Regierungspräsidentin Gisela Walsken hat den Aachener Haushalt 2017 genehmigt. Die Haushaltssatzung weist einen Fehlbedarf aus, der nur durch Inanspruchnahme eines weiteren Teils der allgemeinen Rücklage ausgeglichen werden kann. Für das Jahr 2017 plant die Stadt mit Erträgen in Höhe von rund 954,9 Millionen Euro und stellt diesen erwartete Aufwendungen in Höhe von rund 988,2 Millionen Euro gegenüber.

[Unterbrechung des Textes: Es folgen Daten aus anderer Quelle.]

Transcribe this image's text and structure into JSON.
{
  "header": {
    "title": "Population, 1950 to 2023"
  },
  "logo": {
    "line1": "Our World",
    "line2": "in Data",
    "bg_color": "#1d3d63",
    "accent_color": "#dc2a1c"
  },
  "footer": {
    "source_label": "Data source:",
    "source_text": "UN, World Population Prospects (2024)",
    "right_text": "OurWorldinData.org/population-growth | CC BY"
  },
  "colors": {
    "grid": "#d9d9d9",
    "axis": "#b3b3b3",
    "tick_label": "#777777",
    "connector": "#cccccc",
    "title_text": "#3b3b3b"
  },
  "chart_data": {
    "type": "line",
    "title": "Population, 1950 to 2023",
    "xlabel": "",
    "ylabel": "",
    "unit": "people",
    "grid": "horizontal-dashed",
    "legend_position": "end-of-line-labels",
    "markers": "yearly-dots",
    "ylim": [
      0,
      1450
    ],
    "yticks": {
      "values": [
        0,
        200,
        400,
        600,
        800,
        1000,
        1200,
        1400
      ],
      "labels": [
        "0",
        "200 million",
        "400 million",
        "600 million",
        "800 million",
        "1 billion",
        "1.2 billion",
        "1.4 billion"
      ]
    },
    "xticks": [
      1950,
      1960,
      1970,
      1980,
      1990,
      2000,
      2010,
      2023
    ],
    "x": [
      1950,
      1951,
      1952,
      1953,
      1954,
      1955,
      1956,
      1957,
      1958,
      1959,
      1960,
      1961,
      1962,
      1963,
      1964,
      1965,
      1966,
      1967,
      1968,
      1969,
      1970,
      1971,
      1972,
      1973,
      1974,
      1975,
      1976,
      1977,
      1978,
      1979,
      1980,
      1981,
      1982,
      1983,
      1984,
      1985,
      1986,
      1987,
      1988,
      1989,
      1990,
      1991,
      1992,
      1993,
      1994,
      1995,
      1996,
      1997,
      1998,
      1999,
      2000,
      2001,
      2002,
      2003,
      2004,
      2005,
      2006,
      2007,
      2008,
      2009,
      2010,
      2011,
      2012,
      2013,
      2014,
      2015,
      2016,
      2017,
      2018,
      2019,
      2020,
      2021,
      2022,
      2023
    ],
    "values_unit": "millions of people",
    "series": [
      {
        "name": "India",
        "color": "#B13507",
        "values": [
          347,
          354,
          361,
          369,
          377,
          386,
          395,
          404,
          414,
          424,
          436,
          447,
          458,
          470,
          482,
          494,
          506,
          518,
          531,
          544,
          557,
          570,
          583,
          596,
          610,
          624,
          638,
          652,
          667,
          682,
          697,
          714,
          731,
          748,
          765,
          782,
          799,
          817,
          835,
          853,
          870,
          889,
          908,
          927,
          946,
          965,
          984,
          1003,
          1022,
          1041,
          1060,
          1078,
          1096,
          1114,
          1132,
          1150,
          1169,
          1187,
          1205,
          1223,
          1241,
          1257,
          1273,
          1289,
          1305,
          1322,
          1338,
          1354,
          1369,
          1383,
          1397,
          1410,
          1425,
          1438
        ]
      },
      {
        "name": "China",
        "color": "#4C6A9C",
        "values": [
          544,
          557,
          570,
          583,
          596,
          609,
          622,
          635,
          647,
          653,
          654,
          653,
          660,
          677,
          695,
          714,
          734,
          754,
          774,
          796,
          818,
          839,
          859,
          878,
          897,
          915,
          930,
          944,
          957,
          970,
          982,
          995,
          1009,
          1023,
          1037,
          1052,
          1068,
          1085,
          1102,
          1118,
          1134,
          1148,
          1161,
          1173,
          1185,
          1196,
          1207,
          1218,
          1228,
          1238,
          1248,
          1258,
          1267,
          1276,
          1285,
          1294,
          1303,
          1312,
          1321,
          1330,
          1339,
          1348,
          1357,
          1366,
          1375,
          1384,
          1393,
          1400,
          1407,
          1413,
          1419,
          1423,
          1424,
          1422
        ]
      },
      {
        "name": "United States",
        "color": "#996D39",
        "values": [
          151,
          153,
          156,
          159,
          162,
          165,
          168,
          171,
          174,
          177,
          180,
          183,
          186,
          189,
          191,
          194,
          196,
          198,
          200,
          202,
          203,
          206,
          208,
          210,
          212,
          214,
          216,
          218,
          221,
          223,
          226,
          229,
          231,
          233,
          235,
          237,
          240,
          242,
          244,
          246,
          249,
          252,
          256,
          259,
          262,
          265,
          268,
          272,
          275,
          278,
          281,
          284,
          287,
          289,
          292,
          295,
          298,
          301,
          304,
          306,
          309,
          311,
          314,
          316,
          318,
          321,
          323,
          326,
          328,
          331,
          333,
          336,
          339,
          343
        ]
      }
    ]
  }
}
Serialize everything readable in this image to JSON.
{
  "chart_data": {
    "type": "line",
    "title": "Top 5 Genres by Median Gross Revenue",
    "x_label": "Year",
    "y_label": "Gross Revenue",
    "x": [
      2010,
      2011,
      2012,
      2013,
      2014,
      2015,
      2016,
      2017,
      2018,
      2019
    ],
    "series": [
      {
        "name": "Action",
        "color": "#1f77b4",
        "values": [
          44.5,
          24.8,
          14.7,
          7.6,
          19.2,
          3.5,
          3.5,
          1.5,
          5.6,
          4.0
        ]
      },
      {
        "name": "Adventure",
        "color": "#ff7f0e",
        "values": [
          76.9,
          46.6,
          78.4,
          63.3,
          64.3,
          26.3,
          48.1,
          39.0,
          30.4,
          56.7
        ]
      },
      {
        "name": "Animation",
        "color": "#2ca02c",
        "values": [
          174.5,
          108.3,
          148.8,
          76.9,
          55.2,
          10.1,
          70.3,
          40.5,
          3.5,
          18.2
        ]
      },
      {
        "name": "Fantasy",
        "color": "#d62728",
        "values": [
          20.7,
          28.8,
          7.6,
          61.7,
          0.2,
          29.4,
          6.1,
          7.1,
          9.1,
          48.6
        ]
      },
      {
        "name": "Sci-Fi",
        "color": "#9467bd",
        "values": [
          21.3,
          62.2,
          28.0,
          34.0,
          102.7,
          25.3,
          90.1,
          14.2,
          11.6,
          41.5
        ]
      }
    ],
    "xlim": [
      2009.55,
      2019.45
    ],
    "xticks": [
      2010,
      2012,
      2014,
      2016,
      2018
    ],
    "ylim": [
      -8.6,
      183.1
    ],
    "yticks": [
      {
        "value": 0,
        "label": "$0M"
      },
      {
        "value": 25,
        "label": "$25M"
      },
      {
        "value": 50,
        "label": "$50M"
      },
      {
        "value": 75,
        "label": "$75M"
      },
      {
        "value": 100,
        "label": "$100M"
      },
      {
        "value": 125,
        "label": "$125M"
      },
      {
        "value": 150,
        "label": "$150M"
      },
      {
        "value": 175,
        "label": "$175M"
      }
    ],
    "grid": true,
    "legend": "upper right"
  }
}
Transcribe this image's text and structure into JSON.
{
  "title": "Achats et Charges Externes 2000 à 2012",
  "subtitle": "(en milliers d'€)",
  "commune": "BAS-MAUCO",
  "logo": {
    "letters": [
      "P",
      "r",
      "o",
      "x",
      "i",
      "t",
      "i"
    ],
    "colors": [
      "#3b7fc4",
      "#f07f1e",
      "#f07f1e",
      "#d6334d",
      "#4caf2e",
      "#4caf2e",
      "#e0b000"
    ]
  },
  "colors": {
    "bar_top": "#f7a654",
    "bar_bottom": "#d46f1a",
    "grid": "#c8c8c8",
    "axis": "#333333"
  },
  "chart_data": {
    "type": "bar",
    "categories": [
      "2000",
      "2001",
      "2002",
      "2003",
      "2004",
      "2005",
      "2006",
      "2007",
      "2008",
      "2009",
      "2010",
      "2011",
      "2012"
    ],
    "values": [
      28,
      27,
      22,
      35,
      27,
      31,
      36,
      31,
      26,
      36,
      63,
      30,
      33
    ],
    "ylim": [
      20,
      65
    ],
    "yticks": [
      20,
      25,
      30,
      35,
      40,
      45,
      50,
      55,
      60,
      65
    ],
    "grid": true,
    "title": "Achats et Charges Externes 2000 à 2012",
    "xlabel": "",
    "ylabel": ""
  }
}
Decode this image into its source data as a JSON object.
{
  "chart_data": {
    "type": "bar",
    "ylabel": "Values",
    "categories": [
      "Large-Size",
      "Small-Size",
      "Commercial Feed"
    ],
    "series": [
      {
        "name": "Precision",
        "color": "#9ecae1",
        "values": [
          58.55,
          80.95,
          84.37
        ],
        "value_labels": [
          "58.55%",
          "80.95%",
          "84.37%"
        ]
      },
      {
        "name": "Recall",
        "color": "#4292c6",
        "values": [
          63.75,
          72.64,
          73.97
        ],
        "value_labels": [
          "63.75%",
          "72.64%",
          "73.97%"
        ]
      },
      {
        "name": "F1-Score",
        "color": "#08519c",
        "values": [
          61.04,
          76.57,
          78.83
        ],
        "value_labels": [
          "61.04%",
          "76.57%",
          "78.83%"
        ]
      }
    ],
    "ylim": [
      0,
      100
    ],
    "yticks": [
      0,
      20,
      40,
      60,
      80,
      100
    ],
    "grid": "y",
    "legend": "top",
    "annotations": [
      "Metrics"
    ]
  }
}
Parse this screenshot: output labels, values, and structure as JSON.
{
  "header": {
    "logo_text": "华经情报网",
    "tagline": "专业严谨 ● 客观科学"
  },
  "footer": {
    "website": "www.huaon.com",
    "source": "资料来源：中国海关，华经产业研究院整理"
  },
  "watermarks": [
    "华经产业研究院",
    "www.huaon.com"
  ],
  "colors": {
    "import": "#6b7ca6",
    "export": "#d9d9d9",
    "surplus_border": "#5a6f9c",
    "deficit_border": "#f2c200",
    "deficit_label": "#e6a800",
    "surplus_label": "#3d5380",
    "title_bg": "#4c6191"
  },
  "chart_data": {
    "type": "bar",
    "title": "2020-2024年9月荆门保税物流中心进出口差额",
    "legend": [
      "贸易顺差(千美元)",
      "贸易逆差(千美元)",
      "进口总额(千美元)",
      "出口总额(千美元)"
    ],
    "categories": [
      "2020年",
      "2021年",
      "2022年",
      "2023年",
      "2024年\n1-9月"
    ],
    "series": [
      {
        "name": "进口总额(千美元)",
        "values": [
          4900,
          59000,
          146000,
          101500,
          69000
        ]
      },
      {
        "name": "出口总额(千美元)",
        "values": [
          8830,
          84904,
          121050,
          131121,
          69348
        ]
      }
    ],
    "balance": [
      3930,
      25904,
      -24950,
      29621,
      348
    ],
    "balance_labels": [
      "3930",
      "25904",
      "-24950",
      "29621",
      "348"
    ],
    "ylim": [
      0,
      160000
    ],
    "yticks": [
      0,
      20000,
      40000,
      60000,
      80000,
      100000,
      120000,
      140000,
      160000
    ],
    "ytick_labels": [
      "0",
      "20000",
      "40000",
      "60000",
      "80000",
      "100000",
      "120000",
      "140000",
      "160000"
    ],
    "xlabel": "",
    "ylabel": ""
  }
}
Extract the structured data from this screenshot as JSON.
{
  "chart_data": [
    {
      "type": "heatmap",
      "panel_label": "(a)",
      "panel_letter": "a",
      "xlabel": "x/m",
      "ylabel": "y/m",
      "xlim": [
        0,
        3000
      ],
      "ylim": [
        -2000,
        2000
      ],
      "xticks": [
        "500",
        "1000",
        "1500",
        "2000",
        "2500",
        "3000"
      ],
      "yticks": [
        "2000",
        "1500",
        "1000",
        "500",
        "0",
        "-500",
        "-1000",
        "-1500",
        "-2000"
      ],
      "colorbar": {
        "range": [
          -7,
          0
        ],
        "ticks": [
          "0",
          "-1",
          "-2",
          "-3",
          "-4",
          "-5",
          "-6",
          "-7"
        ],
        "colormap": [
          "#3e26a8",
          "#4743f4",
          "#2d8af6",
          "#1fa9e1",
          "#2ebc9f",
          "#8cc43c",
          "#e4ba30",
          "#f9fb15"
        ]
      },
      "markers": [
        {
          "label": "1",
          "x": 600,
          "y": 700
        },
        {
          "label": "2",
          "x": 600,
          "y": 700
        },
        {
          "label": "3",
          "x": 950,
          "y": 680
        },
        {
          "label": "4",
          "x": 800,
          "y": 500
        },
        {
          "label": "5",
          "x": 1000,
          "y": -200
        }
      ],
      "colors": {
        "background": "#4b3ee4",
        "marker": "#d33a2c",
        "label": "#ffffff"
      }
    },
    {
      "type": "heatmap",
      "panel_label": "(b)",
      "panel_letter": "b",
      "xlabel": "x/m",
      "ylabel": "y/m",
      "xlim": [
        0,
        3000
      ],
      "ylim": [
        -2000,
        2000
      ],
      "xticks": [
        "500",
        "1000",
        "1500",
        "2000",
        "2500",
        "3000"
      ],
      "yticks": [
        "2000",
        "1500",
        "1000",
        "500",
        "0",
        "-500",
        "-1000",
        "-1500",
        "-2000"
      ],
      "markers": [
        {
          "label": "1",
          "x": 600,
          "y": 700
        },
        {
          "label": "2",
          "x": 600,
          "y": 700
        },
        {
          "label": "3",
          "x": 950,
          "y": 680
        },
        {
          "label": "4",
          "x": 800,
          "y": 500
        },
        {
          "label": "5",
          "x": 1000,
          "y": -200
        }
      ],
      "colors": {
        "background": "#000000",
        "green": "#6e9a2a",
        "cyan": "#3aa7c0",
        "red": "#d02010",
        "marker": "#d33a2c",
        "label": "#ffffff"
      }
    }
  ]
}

Der Haushaltsausgleich wird in 2017 nicht erreicht, sondern es besteht ein Fehlbedarf in Höhe von rund 33.245.000 Millionen Euro, der entsprechend zu einer Verringerung der Allgemeinen Rücklage führt. Die Bezirksregierung erkennt an, dass die Stadt Aachen vor großen Herausforderungen zur Bewältigung von finanziellen Anforderungen steht. Sie weist jedoch darauf hin, dass mit jeder weiteren Verringerung der allgemeinen Rücklage auch die Gefahr größer wird, dass die Stadt Aachen in die Haushaltssicherung gerät und damit ihre Handlungsspielräume verlieren würde. Die bisher geplanten und teilweise realisierten Konsolidierungsmaßnahmen reichen nicht aus, um das Ziel des Ausgleichs in künftigen Haushaltsjahren erreichen zu können. Die Bezirksregierung Köln bittet daher die Stadt Aachen zu prüfen, ob es neben einer zielorientierten Personalentwicklung, der Aufgaben- und Flächenkritik Gebäudemanagement sowie einer geplanten Senkung von IT-Kosten nicht noch zusätzliche Bereiche gibt, die Einsparungen ermöglichen oder Erträge generieren könnten.